South Africa

South Africa’s real test

South Africa’s real test is only beginning, with the country’s economic momentum threatened by the national election and potential policy instability following the polls. 

This is feedback from Stanlib chief economist Kevin Lings, who outlined the huge test the country is facing in the coming months. 

Lings explained that the country’s economic recovery has gained momentum in the past few months, with a reduction in load-shedding, a strengthening of the rand, and a potentially beneficial election outcome. 

“A couple of months ago, there was this expectation that South Africa’s financial markets would be under pressure as we head towards the 29 May general election,” Lings said. 

“I think that expectation was based on the uncertainty of the election plus the fact that the economy was obviously under significant pressure, and we still had load shedding”

“If we look at what’s happened, the opposite has materialised. If I look at the rand dollar exchange rate, that’s strengthened by something like 4.5 % over the last month. If we look at the equity market, that’s up 9% over the last month.”

Lings explained that this will be difficult to sustain post-election as there is less political pressure on the government to deliver services, and it potentially has to co-govern with a coalition partner. 

This may slow decision-making and derail its reform efforts, which are working, albeit slowly. 

“The real test now is we’ve got to have the election. It’s got to be successful, and we’ve got to hope that after the election, there isn’t a significant change in our overall policy agenda,” explained Lings. 

He is concerned about potential coalition partners ending the government’s partnership with the private sector to develop infrastructure, turn around state-owned enterprises, and grow the economy. 

“If that reform remains in place, then I think there’s upside potential for South Africa’s economy, and if you look at where valuations are, particularly equity valuations, that creates a positive backdrop and potential for upside.” 

According to Lings, the chances of the government’s reform agenda continuing are strong, with polls indicating the ANC will only need to partner with smaller partners to govern. 

“If that ends up being the election outcome then the feeling is that we continue on with the current policy reform, which is critical.”

This would exclude any potential coalitions that would be detrimental to the country’s economic performance, such as those with the EFF or MK Party, 

Standard Bank CEO Sim Tshabalala
Standard Bank CEO Sim Tshabalala

Lings’ views on the economy seem to be aligned with those of some of the CEOs of South Africa’s largest banks. 

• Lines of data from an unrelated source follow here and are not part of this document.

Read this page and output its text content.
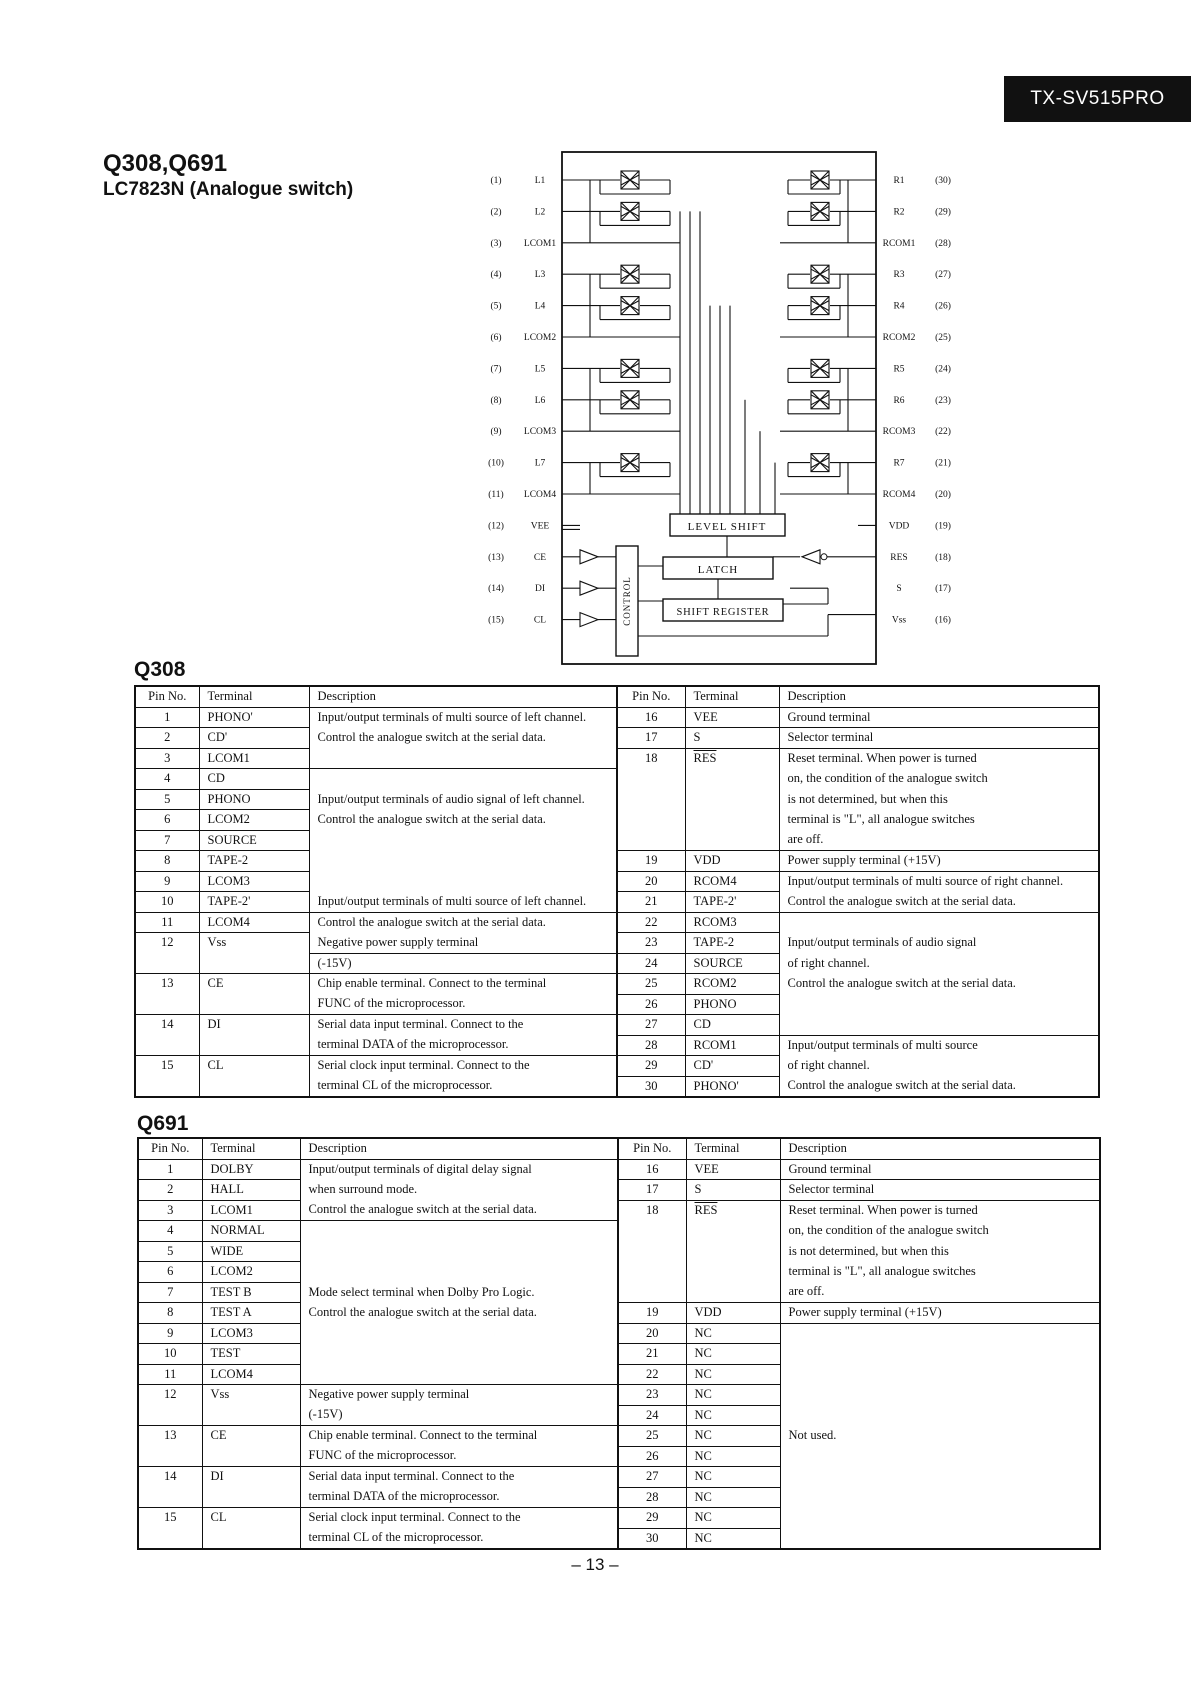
TX-SV515PRO
Q308,Q691
LC7823N (Analogue switch)	(1)	L1
(2)	L2
(3) LCOM1
(4)	L3
(5)	L4
(6) LCOM2
(7)	L5
(8)	L6
(9) LCOM3
(10)	L7
(11) LCOM4
(12)	VEE
(13)	CE
(14)	DI
(15)	CL
R1	(30)
R2	(29)
RCOM1 (28)
R3	(27)
R4	(26)
RCOM2 (25)
R5	(24)
R6	(23)
RCOM3 (22)
R7	(21)
RCOM4 (20)
VDD	(19)
RES	(18)
S	(17)
Vss	(16)
LEVEL SHIFT
LATCH
SHIFT REGISTER
CONTROL
Q308
Pin No.	Terminal	Description	Pin No.	Terminal	Description
1	PHONO'	Input/output terminals of multi source of left channel.	16	VEE	Ground terminal
2	CD'	Control the analogue switch at the serial data.	17	S	Selector terminal
3	LCOM1		18	$\overline{RES}$	Reset terminal. When power is turned
4	CD				on, the condition of the analogue switch
5	PHONO	Input/output terminals of audio signal of left channel.			is not determined, but when this
6	LCOM2	Control the analogue switch at the serial data.			terminal is "L", all analogue switches
7	SOURCE				are off.
8	TAPE-2		19	VDD	Power supply terminal (+15V)
9	LCOM3		20	RCOM4	Input/output terminals of multi source of right channel.
10	TAPE-2'	Input/output terminals of multi source of left channel.	21	TAPE-2'	Control the analogue switch at the serial data.
11	LCOM4	Control the analogue switch at the serial data.	22	RCOM3	
12	Vss	Negative power supply terminal	23	TAPE-2	Input/output terminals of audio signal
		(-15V)	24	SOURCE	of right channel.
13	CE	Chip enable terminal. Connect to the terminal	25	RCOM2	Control the analogue switch at the serial data.
		FUNC of the microprocessor.	26	PHONO	
14	DI	Serial data input terminal. Connect to the	27	CD	
		terminal DATA of the microprocessor.	28	RCOM1	Input/output terminals of multi source
15	CL	Serial clock input terminal. Connect to the	29	CD'	of right channel.
		terminal CL of the microprocessor.	30	PHONO'	Control the analogue switch at the serial data.
Q691
Pin No.	Terminal	Description	Pin No.	Terminal	Description
1	DOLBY	Input/output terminals of digital delay signal	16	VEE	Ground terminal
2	HALL	when surround mode.	17	S	Selector terminal
3	LCOM1	Control the analogue switch at the serial data.	18	$\overline{RES}$	Reset terminal. When power is turned
4	NORMAL				on, the condition of the analogue switch
5	WIDE				is not determined, but when this
6	LCOM2				terminal is "L", all analogue switches
7	TEST B	Mode select terminal when Dolby Pro Logic.			are off.
8	TEST A	Control the analogue switch at the serial data.	19	VDD	Power supply terminal (+15V)
9	LCOM3		20	NC	
10	TEST		21	NC	
11	LCOM4		22	NC	
12	Vss	Negative power supply terminal	23	NC	
		(-15V)	24	NC	
13	CE	Chip enable terminal. Connect to the terminal	25	NC	Not used.
		FUNC of the microprocessor.	26	NC	
14	DI	Serial data input terminal. Connect to the	27	NC	
		terminal DATA of the microprocessor.	28	NC	
15	CL	Serial clock input terminal. Connect to the	29	NC	
		terminal CL of the microprocessor.	30	NC	
– 13 –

Despite the ANC’s declining support, business leaders expect the country’s policies to remain largely unchanged as the ANC will remain the dominant political force. 

Standard Bank Group CEO Sim Tshabalala said in the company’s annual report that its base case is that the country’s policies will remain largely unchanged. 

“Our base case is that policy continuity will be largely maintained after the election, including the current administration’s programme of structural reform, a path that will gradually improve South Africa’s economic performance,” he said in his CEO’s report. 

However, Tshabalala said that uncertainty in the build-up to the election will limit investment in South Africa and, thus, economic growth. 

The bank’s South Africa CEO, Lungisa Fuzile, echoed Tshabalala in saying that no fundamental changes are expected to come as a result of the election. 

“We do not anticipate that the election outcome will lead to a change in policy direction. Accordingly, the continued gradual policy reform should be growth-supportive over time,” Fuzile said. 

Nedbank CEO Mike Brown

Outgoing Nedbank CEO Mike Brown said on the sidelines of the World Economic Forum earlier this year that the ANC will be central to any future government in South Africa. 

The collapse of state-owned enterprises and state-run institutions has led many to believe the country needs political change and that change will occur in this year’s elections. 

However, Brown does not believe the ANC can be dismissed as a political force, and its policies will continue to be those of the national government for some time. 

“If you stand back and look at it from a policy point of view, the polls may indicate the ANC is losing support, but central to any government going forward will be the ANC and the policies they currently have,” he said. 

The ANC’s policies are largely correct in addressing South Africa’s major challenges but have taken far too long to implement. 

“Certainly, as business, we would want accelerated delivery of government’s stated economic policies because that is what is hindering economic growth.”